1. A non-cascaded permanent magnet synchronous motor model prediction speed current control system, characterized in that: include: A permanent magnet synchronous motor, a drive component, a sensor component, a model predicted speed current controller, and a preprocessing component, wherein the input end of the sensor component is electrically connected to the output end of the permanent magnet synchronous motor, the output end of the sensor component is electrically connected to the input end of the preprocessing component, the input end of the model predicted speed current controller is electrically connected to the output end of the preprocessing component and the output end of the sensor component, the output end of the model predicted speed current controller is electrically connected to the input end of the drive component, and the output end of the drive component is electrically connected to the input end of the permanent magnet synchronous motor; The sensor component is used to obtain the rotor position signal and three currents of the permanent magnet synchronous motor, and the preprocessing component is used to obtain the load torque estimation value and q-axis reference current of the permanent magnet synchronous motor; The model-predicted speed current controller is used to perform reference tracking of current and speed according to input feedback data, and output an optimal inverter control voltage; The driving component is used to perform PWM modulation and inversion processing on the optimal inverter control voltage, and transmit the obtained corresponding voltage to the permanent magnet synchronous motor to achieve control of the permanent magnet synchronous motor.

2. The non-cascaded permanent magnet synchronous motor model prediction speed and current control system according to claim 1, characterized in that: The sensor assembly includes a current sensor, a Clar k -Park coordinate transformation module and resolver sensor, the input end of the current sensor and the input end of the resolver sensor are electrically connected to the output end of the permanent magnet synchronous motor, the output end of the current sensor is electrically connected to the input end of the Clark-Park coordinate transformation module, the output end of the Clark-Park coordinate transformation module is electrically connected to the input end of the model prediction speed current controller, the output end of the resolver sensor is electrically connected to the input end of the preprocessing component, wherein the current sensor is used to obtain three currents of the permanent magnet synchronous motor, the resolver sensor is used to obtain the rotor position signal of the permanent magnet synchronous motor, the Clark-Park coordinate transformation module is used to convert the three currents into two rotating coordinate systems, and the permanent magnet synchronous motor is a surface-mounted permanent magnet synchronous motor or a built-in permanent magnet synchronous motor.

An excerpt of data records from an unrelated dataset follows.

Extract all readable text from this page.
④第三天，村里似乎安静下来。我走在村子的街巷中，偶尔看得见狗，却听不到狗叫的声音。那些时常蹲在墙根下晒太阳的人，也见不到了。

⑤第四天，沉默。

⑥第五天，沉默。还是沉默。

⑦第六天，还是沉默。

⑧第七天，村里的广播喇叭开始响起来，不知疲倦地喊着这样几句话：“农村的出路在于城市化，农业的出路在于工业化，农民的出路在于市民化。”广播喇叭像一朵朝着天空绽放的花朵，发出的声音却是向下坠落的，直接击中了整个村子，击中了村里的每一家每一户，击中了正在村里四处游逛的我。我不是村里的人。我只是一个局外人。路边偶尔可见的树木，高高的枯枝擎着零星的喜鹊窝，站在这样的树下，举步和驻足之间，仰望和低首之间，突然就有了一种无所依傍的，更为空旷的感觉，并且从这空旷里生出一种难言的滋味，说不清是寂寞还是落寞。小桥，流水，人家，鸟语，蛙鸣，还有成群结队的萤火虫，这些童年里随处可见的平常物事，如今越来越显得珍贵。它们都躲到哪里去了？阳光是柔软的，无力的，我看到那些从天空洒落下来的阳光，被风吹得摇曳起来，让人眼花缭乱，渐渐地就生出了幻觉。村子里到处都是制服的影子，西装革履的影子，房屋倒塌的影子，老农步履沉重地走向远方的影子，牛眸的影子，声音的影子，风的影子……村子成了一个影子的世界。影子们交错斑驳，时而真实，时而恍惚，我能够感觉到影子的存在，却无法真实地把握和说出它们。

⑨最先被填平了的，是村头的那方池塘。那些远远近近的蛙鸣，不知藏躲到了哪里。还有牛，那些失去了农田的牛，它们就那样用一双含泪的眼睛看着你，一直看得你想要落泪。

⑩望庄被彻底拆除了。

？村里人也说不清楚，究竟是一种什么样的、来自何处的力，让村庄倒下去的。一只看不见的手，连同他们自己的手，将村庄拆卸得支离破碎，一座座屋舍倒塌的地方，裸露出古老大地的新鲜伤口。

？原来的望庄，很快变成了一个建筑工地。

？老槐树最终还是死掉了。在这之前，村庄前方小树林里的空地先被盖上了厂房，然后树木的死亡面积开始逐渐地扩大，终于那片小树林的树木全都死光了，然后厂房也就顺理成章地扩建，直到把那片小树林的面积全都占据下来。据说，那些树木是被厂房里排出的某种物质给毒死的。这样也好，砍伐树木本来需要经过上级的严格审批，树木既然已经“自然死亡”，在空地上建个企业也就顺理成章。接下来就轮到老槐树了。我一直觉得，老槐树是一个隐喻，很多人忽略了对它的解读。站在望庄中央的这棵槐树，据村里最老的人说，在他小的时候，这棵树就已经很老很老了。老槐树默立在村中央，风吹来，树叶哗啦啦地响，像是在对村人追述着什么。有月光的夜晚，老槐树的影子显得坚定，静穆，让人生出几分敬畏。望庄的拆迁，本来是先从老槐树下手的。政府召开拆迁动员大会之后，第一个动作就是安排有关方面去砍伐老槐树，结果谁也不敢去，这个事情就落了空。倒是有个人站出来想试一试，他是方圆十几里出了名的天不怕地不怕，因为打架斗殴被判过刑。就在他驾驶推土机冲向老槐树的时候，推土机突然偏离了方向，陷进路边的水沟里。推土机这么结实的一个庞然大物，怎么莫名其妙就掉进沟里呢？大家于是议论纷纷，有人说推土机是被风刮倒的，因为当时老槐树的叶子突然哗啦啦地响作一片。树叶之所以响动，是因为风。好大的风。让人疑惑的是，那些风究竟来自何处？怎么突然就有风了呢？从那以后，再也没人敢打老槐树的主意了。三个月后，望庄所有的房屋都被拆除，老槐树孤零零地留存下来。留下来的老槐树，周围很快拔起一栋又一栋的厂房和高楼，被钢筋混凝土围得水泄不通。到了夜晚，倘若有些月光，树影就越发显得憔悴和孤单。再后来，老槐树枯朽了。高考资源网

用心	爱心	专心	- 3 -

3. The non-cascaded permanent magnet synchronous motor model prediction speed and current control system according to claim 2, characterized in that: The preprocessing component includes a sliding mode load observer and a reference q-axis current calculation module, the input end of the sliding mode load observer is electrically connected to the output end of the resolver sensor, the output end of the sliding mode load observer is electrically connected to the input end of the reference q-axis current calculation module and the input end of the model prediction speed current controller, the output end of the reference q-axis current calculation module is electrically connected to the input end of the model prediction speed current controller, wherein the sliding mode load observer is used to estimate the load torque estimate in real time, and the reference q-axis current calculation module is used to calculate the q-axis reference current.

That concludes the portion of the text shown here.